Tony realized he’d been holding his own breath all this while. His hand was where he’d left it, suspended near the fixture on the wall by the fanlight. He let out his breath in a long sigh. He lowered his arm and savoured the tension in his muscles. Then he reached up and pulled down the lever on the gas main until it was fully in the ‘open’ position.

He waited a few seconds. Already he thought he could smell and taste it, the acrid smell of household gas as it poured out of the unlit jets in every room of the house. Some Tony had found carelessly unclosed, others he had opened. Like so many people, the couple who were sleeping soundly upstairs did not turn off the gas lights one by one as they went to bed every night. Perhaps they were fearful of leaks and tried to guard against them by shutting off the supply at the main. Perhaps the husband could not be bothered to turn off the gas lights one by one. Doctor Tony did not know whether the gas jets in the sleepers’ bedroom had been left open but, in any case, the poisonous fumes from downstairs would soon rise to the first floor, seeping through floorboards and creeping around doors.

Clasping a handkerchief – lilac-coloured, with a woman’s scent – to his face, Doctor Tony swiftly paced to the back of the house. He did not make his exit via the water-closet but through the kitchen door which, he had already ascertained, was not locked but bolted. In fact he might have got into the house through the back door, he realized, although he had enjoyed the surreptitiousness of wriggling through a window, making use of George Forester’s simple equipment.

The odour of gas penetrated the handkerchief which he still held to his nostrils. He shut the door behind him, and gathered up the rope and rod together with the bars from the closet window. Then he was striding past the beanpoles and the cucumber-frame and almost vaulting over the palings at the bottom of the garden. He paused to fling the objects out into the dark where they landed with a distant clatter.

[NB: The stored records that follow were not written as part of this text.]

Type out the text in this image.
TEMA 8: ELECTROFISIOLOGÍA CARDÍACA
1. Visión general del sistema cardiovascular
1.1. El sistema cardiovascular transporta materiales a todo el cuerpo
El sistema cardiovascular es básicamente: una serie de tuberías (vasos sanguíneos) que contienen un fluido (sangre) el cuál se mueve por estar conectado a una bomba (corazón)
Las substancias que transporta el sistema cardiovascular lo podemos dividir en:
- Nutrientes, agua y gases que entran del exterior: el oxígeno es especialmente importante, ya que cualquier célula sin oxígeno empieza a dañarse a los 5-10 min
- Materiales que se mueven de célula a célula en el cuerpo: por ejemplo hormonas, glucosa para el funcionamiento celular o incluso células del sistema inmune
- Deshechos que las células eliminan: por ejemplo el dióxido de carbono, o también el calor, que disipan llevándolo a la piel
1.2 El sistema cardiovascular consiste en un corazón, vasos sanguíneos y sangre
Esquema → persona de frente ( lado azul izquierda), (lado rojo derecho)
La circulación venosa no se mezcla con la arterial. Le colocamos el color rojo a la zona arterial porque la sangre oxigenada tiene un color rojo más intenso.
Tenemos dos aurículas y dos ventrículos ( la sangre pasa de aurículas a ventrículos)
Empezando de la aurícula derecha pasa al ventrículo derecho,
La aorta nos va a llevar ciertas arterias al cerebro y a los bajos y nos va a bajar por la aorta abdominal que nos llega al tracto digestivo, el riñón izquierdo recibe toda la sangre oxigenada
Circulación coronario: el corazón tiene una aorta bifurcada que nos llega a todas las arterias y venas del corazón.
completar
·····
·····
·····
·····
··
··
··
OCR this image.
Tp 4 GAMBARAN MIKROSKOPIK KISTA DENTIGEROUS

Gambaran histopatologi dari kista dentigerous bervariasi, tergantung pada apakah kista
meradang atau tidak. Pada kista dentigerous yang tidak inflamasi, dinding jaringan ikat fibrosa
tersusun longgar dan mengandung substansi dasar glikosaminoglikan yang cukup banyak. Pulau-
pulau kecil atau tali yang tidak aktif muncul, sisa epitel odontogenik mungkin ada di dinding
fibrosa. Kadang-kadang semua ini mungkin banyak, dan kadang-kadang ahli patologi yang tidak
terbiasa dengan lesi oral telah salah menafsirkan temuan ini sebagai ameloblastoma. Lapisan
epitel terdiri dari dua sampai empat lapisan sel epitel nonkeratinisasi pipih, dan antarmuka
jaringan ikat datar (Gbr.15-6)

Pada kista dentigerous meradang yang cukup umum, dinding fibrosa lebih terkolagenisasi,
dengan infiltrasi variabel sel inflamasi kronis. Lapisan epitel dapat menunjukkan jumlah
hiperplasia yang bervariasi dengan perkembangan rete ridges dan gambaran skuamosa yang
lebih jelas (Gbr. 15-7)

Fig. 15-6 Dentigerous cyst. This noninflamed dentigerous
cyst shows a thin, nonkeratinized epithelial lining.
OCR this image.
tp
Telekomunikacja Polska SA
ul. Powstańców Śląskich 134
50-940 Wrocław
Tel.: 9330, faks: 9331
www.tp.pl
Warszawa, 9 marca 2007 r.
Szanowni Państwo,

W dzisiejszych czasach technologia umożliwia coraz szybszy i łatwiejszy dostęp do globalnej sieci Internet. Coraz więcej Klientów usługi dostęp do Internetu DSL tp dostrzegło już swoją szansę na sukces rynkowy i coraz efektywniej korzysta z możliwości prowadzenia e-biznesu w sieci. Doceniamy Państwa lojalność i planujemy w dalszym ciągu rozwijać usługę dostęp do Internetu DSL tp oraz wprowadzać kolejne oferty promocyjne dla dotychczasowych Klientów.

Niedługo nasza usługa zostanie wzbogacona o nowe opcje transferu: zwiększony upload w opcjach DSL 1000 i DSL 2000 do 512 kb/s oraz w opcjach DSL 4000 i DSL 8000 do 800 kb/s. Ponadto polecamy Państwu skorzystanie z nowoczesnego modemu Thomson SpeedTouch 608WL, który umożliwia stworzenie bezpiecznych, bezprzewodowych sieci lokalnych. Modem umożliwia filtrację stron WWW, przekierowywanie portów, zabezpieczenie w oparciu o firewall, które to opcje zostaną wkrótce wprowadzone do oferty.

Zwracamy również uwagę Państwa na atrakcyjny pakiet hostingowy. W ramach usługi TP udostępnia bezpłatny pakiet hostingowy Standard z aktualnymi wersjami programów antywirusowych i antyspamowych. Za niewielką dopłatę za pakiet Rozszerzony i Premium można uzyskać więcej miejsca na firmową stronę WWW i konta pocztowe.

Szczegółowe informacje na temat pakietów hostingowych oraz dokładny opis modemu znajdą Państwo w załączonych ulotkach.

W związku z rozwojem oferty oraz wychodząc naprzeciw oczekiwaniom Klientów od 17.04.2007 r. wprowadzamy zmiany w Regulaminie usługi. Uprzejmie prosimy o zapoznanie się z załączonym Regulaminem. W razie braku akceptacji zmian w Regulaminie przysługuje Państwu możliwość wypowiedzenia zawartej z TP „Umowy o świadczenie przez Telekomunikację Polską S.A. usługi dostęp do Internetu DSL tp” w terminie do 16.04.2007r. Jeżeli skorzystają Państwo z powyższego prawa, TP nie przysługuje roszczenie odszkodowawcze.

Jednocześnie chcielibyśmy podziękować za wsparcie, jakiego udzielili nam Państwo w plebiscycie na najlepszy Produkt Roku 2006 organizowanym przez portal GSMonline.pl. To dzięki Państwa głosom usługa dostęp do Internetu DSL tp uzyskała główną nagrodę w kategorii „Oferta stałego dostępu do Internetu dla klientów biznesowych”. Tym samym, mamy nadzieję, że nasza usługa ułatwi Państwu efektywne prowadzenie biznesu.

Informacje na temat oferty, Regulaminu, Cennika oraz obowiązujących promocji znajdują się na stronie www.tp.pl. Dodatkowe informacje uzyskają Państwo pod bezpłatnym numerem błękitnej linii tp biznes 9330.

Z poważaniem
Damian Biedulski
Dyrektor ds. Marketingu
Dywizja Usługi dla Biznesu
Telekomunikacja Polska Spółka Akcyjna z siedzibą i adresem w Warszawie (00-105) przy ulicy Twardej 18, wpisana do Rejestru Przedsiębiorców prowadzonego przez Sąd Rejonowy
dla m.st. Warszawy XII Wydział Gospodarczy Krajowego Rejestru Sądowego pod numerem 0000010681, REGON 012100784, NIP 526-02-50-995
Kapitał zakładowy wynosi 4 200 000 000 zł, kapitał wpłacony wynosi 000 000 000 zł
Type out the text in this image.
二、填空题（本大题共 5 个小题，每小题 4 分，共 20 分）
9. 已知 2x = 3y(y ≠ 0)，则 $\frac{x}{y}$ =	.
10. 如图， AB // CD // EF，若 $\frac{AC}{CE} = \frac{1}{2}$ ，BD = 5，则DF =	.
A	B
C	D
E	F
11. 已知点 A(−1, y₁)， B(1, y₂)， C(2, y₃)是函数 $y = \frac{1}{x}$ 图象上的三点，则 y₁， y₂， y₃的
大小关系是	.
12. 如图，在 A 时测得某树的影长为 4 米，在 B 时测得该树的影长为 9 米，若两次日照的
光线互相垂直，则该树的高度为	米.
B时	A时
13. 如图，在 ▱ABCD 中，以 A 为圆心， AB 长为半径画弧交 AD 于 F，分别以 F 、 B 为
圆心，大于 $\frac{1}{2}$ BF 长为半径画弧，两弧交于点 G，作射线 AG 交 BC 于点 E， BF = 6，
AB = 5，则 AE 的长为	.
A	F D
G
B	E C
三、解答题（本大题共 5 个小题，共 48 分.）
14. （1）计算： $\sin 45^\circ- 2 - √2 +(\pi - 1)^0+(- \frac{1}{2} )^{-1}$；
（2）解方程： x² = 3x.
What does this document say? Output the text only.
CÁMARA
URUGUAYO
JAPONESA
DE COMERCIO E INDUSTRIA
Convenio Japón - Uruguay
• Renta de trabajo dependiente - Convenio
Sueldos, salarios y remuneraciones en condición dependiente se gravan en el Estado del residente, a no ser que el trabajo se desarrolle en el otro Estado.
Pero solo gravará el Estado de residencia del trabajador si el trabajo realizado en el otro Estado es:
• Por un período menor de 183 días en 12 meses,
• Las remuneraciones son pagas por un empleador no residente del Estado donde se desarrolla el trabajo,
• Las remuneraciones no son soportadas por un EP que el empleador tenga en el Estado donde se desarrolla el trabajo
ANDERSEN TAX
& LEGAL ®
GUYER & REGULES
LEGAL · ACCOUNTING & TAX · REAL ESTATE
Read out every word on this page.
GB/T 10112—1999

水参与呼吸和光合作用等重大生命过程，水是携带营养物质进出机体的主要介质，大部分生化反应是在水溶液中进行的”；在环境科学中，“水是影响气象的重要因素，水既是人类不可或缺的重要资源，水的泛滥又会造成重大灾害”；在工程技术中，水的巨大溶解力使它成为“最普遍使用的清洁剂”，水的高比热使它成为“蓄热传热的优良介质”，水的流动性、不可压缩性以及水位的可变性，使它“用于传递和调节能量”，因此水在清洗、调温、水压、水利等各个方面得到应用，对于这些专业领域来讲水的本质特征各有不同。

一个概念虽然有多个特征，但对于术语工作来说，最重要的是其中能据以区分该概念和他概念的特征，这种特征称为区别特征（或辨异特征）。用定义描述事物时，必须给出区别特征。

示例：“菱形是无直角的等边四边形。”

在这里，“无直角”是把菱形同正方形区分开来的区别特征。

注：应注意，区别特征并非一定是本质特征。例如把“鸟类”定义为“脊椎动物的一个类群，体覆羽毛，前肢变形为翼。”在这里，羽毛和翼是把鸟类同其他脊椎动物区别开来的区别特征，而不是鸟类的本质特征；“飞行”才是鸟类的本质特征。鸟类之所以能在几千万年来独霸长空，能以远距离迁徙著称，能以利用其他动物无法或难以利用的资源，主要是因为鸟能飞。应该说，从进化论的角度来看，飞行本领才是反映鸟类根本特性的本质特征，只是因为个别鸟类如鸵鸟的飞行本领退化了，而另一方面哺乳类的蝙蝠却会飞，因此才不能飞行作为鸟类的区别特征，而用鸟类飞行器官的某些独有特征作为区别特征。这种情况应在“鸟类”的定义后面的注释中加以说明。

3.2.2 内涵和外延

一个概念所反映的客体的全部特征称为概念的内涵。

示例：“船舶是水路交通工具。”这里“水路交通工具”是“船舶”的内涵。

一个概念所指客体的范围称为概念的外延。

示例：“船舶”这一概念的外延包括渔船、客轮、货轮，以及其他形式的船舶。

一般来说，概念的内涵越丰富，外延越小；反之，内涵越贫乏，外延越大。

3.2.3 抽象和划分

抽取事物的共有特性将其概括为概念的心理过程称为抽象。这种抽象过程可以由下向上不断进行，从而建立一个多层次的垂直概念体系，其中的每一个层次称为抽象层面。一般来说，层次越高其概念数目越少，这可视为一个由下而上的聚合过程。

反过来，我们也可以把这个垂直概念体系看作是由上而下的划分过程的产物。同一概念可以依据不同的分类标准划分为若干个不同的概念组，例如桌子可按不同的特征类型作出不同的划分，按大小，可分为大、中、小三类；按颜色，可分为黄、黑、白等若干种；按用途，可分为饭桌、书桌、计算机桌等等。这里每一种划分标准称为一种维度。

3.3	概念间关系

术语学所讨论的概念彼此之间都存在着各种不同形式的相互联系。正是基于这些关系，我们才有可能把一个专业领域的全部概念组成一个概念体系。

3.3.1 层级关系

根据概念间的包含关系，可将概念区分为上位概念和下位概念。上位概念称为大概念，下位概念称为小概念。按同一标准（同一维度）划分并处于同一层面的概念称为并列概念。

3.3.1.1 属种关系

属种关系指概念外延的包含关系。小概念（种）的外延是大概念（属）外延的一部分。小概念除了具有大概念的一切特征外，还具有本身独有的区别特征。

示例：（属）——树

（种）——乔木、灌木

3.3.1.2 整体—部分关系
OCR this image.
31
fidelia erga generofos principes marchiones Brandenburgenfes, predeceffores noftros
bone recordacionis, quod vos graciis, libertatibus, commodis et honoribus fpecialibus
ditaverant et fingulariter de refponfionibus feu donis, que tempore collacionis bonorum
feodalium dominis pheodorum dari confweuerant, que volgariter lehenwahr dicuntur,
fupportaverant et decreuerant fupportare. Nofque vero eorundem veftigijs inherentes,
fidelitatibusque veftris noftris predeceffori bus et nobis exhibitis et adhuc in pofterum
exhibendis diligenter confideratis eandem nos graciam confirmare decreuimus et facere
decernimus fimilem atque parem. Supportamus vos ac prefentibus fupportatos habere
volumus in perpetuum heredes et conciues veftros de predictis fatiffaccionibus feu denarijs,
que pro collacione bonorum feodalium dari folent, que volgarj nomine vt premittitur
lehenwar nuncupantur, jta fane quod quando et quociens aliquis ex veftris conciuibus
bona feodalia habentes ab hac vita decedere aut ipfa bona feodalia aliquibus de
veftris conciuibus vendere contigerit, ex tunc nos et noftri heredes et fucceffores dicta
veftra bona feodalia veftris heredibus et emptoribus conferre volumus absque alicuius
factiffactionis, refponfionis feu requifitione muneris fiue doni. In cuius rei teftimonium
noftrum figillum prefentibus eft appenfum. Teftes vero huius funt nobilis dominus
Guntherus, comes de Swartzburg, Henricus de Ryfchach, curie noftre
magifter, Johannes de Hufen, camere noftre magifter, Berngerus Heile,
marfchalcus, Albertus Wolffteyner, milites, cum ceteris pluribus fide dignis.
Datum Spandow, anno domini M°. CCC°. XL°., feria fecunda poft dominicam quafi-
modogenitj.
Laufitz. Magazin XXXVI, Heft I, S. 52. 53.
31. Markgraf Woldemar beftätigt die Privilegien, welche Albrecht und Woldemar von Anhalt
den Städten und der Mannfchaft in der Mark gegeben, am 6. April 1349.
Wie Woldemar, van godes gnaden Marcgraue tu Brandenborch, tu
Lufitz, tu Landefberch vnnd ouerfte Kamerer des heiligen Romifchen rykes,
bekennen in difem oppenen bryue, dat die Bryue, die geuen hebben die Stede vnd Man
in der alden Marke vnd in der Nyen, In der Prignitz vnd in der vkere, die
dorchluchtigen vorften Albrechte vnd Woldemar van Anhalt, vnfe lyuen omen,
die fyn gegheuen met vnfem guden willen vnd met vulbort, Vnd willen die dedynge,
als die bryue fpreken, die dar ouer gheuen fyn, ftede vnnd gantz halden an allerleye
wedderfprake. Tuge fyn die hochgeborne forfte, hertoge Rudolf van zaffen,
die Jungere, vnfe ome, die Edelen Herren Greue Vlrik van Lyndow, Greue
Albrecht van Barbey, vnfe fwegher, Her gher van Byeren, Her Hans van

By the time he reached the street he was breathing hard. He went back up the street, past the house where he had been prowling only moments before. All was quiet, no light showed, no sound came from the occupants. No sound would ever come from those particular occupants again, thought the Doctor. There would be something appropriate about the way they died, deprived of breath, choking for good honest air. He might have gone about the business in a more straightforward way. He could have shot the sleeping couple, for instance. He carried a gun, which he had possessed for many years. But there was a crude aspect to a shooting. And, besides, the noise of gunshots might have alerted neighbours and made it harder for him to get away. Here he was, striding along the street, free as a bird flying by night.

It was only after he had walked several hundred yards that he realized that he had left his greatcoat behind. He had taken it off before he wriggled through the window and then left it on the floor of the privy. He stopped in the middle of the street. Should he go back to get the coat? He did not want to break into the house all over again, especially a house that was filling up with choking gas. Doctor Tony did not think he could be traced or identified by the coat. It was as old and shabby as the rest of his garments, and any tailor’s or manufacturer’s mark had long disappeared.

Tony decided to leave it. If it was discovered, let the police make of it what they would. Of course, they might never find the coat. The house, and the overcoat with it, might be blown to blazes if someone was careless enough to cause a spark in the vicinity.

Tony was almost indifferent to his fate. He had a mission to accomplish, and once that was finished then he too was finished. There were more individuals to dispose of. But, that done, his work was over.